Keywords: Ambipolar carrier distribution
Electrode dependence
Light injection
Open-circuit voltage
Organic solar cells
Issue Date: Feb-2010
Citation: Zhang, C., Tong, S.-W., Jiang, C.-Y., Kang, E.-T., Chan, D.S.H., Zhu, C. (2010-02). Origin of different dependences of open-circuit voltage on the electrodes in layered and bulk heterojunction organic photovoltaic cells.

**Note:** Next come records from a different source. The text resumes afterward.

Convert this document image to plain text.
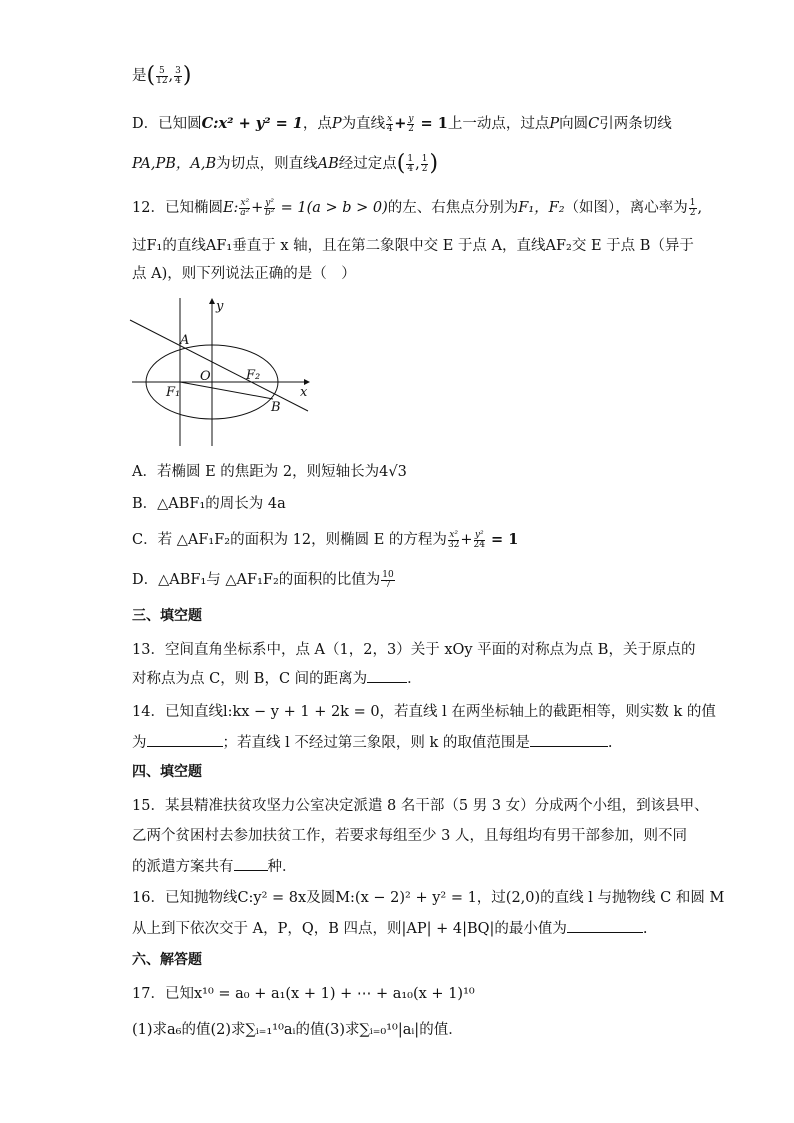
是( $\frac{5}{12}$ , $\frac{3}{4}$ )
D．已知圆C:x² + y² = 1，点P为直线 $\frac{x}{4} + \frac{y}{2} = 1$上一动点，过点P向圆C引两条切线
PA,PB，A,B为切点，则直线AB经过定点( $\frac{1}{4}$ , $\frac{1}{2}$ )
12．已知椭圆E: $\frac{\text{x²}}{\text{a²}} + \frac{\text{y²}}{\text{b²}} = 1(a > b > 0)$的左、右焦点分别为F₁，F₂（如图），离心率为 $\frac{1}{2}$ ,
过F₁的直线AF₁垂直于 x 轴，且在第二象限中交 E 于点 A，直线AF₂交 E 于点 B（异于
点 A)，则下列说法正确的是（　）
y
x
A
O	F₂
F₁
B
A．若椭圆 E 的焦距为 2，则短轴长为4√3
B．△ABF₁的周长为 4a
C．若 △AF₁F₂的面积为 12，则椭圆 E 的方程为 $\frac{\text{x²}}{32} + \frac{\text{y²}}{24} = 1$
D．△ABF₁与 △AF₁F₂的面积的比值为 $\frac{10}{7}$
三、填空题
13．空间直角坐标系中，点 A（1，2，3）关于 xOy 平面的对称点为点 B，关于原点的
对称点为点 C，则 B，C 间的距离为	．
14．已知直线l:kx − y + 1 + 2k = 0，若直线 l 在两坐标轴上的截距相等，则实数 k 的值
为	；若直线 l 不经过第三象限，则 k 的取值范围是	.
四、填空题
15．某县精准扶贫攻坚力公室决定派遣 8 名干部（5 男 3 女）分成两个小组，到该县甲、
乙两个贫困村去参加扶贫工作，若要求每组至少 3 人，且每组均有男干部参加，则不同
的派遣方案共有 种．
16．已知抛物线C:y² = 8x及圆M:(x − 2)² + y² = 1，过(2,0)的直线 l 与抛物线 C 和圆 M
从上到下依次交于 A，P，Q，B 四点，则|AP| + 4|BQ|的最小值为	.
六、解答题
17．已知x¹⁰ = a₀ + a₁(x + 1) + ⋯ + a₁₀(x + 1)¹⁰
(1)求a₆的值(2)求∑ᵢ₌₁¹⁰aᵢ的值(3)求∑ᵢ₌₀¹⁰|aᵢ|的值．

IEEE Transactions on Electron Devices 57 (2) : 397-405. ScholarBank@NUS Repository. https://doi.org/10.1109/TED.2009.2036787
Abstract: Experimental results show that the VOC of layered heterojunction (HJ) organic photovoltaic (PV) cells behaves with a very weak dependence on the electrodes. However, the VOC of bulk HJ PV cells behaves with a strong dependence on the electrodes. In this paper, an explanation for the different behaviors of VOC on the electrodes is proposed. It is found that the VOC of the two types of PV cells follows the same mechanism and is mainly determined by the light-injected carriers at the donor/acceptor (D/A) interface and the electrodes. However, the distinct device structures make the boundary conditions in layered and bulk HJ PV cells different, which leads to the different dependences of VOC on the electrodes. The layered HJ PV cells have geometrically flat D/A and metal/organic (M/O) interfaces (the interface near the electrode), which makes the effective thickness from the D/A interface to the M/O interface large. Thus, there is a low electric field at the M/O interface and, then, a very small barrier lowering. Under this condition, the light-injected carriers at the D/A interface tend to pin the Fermi level of the electrodes. As a result, VOC shows only a very weak dependence on the work function of the electrodes. However, the formation of the interpenetrating network in bulk HJ PV cells greatly decreases the D and A domain dimensions and induces the ambipolar carrier distribution in the blend layer. This will cause very large barrier lowering at the M/O interface when there is a high barrier. Under this condition, the light-injected carriers at the D/A interface can no longer pin the electrode Fermi level. Thus, a strong dependence of VOC on the electrodes for bulk HJ PV cells is observed. © 2009 IEEE.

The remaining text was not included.